A few previous reviewers of this book on Goodreads have mentioned that they would be embarrassed to be seen with this or have it on their bookcase and I can see why. It isn’t that the cartoon cover and the non-serious title is particularly shameful (though I guess for some people, it is!), it’s more that the jokes are occasionally uncomfortable which can be a little off-putting. It does depend heavily on your sense of humour as well as your tolerance for political incorrectness but this is probably not the book to read while waiting in line for a job interview, save it for the coffee table and perhaps put it away when the posh distant relatives come over for cream tea and scones.

To summarise, you should read this book only if you count yourself as having a good sense of humour. If you giggle in the first five pages then by all means, you should definitely continue but if it doesn’t even muster up a faint smile then An Utterly Impartial (…) is just not for you and you should try some of the more serious suggestions below. It’s a great book for making history more accessible and more enjoyable to different circles of people but is it ground-breaking? No. It’s a laugh, a bloody good laugh, and while you’ll enjoy it, you probably won’t remember much from it in a year’s time either. "
(Read 15th January  - 5th February, 2015)

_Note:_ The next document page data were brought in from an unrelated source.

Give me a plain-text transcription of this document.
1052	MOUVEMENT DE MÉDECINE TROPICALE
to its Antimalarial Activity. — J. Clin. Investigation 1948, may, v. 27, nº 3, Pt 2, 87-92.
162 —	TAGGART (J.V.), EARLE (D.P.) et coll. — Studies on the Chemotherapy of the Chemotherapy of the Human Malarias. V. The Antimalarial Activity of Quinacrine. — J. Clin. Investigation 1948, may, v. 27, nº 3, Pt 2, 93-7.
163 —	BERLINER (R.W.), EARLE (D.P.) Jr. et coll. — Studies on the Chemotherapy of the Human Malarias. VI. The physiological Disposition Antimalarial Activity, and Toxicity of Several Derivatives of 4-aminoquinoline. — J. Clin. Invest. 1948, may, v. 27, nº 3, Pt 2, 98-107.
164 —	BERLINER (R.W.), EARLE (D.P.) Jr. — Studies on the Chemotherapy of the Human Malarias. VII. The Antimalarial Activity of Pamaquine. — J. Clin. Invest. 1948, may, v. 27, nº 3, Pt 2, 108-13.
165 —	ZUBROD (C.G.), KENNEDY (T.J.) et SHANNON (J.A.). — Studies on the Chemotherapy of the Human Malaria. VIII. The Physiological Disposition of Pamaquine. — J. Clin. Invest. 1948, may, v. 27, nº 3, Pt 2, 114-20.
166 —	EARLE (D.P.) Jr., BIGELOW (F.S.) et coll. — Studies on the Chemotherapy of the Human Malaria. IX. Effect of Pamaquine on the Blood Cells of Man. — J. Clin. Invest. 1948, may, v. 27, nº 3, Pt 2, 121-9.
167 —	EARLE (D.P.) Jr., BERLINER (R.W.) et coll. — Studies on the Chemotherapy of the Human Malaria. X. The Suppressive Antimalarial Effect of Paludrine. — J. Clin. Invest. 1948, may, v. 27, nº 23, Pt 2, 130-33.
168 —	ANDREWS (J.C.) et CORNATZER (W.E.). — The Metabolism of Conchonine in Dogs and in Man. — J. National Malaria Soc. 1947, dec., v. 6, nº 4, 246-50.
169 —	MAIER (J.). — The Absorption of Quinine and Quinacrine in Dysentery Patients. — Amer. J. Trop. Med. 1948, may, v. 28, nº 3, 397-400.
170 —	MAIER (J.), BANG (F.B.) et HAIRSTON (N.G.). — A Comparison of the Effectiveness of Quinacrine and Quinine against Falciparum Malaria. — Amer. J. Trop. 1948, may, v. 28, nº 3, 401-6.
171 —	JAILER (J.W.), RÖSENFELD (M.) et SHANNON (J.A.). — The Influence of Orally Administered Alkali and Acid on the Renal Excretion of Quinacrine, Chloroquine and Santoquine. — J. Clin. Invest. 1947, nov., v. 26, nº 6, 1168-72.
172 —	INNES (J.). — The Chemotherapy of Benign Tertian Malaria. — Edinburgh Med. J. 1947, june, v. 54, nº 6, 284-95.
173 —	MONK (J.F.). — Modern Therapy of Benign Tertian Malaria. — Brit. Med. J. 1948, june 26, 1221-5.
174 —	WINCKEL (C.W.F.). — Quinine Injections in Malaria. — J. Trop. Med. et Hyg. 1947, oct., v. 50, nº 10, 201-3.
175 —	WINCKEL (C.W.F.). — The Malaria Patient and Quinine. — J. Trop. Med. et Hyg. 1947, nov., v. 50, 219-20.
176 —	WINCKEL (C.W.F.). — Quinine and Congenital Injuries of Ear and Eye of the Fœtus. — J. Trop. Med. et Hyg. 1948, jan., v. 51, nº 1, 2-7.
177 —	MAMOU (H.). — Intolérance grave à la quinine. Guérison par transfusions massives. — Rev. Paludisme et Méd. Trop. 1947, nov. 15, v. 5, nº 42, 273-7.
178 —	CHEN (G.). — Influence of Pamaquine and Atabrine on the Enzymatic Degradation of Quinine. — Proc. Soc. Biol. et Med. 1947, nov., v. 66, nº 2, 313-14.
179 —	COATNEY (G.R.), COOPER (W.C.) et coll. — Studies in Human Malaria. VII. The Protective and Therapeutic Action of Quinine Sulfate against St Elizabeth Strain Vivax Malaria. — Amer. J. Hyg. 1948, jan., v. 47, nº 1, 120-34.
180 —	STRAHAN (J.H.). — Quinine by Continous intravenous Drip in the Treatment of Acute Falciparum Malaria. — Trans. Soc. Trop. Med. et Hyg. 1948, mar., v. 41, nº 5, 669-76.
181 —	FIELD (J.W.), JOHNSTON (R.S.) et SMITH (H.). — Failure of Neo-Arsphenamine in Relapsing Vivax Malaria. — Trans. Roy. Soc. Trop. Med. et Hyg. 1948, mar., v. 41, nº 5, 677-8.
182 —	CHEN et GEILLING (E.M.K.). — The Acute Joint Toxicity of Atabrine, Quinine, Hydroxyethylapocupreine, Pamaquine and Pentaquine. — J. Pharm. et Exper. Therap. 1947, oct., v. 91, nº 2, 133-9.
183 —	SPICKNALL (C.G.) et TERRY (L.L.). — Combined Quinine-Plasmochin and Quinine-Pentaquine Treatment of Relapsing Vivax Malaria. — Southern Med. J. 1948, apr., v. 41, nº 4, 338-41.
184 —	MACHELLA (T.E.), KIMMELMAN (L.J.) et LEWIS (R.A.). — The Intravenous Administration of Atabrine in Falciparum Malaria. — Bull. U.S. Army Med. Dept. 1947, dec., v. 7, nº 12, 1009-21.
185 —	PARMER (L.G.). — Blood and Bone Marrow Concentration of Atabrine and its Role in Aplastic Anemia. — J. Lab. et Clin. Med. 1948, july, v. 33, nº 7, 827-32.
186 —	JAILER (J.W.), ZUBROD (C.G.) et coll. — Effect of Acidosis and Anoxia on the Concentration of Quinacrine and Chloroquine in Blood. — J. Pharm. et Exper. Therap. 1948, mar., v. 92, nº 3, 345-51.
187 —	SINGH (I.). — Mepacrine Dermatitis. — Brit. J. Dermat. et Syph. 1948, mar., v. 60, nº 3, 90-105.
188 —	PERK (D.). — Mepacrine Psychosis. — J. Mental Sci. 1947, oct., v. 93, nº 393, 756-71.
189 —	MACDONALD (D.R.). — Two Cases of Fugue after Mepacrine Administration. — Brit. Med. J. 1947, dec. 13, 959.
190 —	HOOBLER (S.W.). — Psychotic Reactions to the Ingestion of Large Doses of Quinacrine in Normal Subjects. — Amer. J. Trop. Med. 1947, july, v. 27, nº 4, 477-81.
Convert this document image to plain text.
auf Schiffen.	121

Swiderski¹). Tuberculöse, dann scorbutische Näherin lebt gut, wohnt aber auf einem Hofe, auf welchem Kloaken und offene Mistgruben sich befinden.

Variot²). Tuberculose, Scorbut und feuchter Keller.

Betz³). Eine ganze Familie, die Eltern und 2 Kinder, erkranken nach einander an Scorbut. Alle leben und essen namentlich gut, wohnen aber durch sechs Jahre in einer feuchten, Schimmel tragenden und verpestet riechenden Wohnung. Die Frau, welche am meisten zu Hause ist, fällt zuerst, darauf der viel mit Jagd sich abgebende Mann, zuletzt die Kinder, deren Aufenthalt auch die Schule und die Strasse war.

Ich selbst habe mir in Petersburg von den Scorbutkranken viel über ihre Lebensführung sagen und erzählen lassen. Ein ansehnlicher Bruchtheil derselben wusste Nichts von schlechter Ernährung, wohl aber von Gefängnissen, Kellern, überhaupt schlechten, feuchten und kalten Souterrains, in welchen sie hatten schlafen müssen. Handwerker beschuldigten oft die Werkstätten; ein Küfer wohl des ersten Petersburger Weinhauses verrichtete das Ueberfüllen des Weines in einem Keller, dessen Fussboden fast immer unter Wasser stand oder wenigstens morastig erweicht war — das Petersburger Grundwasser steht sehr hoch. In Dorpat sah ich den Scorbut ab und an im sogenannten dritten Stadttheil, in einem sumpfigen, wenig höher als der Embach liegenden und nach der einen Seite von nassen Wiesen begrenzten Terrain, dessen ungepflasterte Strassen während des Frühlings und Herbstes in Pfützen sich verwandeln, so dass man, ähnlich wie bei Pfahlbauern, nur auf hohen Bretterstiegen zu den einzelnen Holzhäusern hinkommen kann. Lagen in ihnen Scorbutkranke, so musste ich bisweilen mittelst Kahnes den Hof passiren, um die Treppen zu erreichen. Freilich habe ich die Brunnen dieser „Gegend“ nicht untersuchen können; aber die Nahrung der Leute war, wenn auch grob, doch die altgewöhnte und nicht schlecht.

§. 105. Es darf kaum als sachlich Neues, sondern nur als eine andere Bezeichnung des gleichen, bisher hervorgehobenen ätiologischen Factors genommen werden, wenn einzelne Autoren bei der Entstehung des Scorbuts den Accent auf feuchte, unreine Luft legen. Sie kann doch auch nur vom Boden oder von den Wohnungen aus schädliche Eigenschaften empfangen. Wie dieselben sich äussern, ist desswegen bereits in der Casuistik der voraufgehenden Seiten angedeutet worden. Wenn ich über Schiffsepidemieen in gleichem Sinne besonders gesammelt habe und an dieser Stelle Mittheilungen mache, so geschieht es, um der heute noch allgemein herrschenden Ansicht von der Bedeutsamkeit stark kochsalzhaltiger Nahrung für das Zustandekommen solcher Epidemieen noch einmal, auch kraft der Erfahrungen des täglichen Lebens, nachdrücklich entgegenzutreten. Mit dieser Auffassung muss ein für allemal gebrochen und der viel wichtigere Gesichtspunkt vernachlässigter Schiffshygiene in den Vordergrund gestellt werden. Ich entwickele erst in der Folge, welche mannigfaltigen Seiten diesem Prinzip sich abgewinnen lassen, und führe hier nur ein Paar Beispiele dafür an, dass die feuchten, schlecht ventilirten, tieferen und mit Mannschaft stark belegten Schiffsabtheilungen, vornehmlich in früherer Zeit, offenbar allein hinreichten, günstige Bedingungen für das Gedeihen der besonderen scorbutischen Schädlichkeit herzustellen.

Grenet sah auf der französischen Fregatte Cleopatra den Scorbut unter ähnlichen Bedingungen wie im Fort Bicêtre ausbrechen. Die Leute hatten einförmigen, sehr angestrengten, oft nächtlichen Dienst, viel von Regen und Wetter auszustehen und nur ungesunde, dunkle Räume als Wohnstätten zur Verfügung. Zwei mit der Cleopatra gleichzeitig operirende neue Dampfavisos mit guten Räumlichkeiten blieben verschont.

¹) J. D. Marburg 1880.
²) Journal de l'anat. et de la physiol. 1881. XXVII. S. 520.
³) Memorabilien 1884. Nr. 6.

If you enjoyed this book and want to read more seriously about British history (or if you hated this book and want to read something that you can show off about in front of those posh relatives you’ve got coming over) have a look at some of the suggestions below:

  • The Isles: A History by Norman Davies
    Totalling at a mammoth 1,296 pages, this is a hefty book that holds a wealth of information. Reading this is a bit of a commitment but the author is easily one of my favourite historians (I have quite a list…). So far I’m battling my way through Davies’ Europe which I’d thoroughly recommend.
  • Great Tales From English History by Robert Lacey
    This is more along the lines of O’Farrell’s book. It’s funny, the sections are bitesize and while a lot of it is myth (which the author points out unreservedly), you’re guaranteed to learn something from it. It’s easily read in a few hours and rests nicely in the ‘entertaining but informative’ category.
  • The Oxford History of Britain by Kenneth O Morgan
    This is much easier to read in chunks than Davies’ The Isles: A History and it’s something I regularly dip into if I’m struggling to grasp a particular theme/topic/period of British history. If you see it around for a decent price in a bookshop or a sale and you consider yourself a history buff, you should buy it without hesitation for those times when you just can’t pinpoint what happened in the timeline of Britain’s past.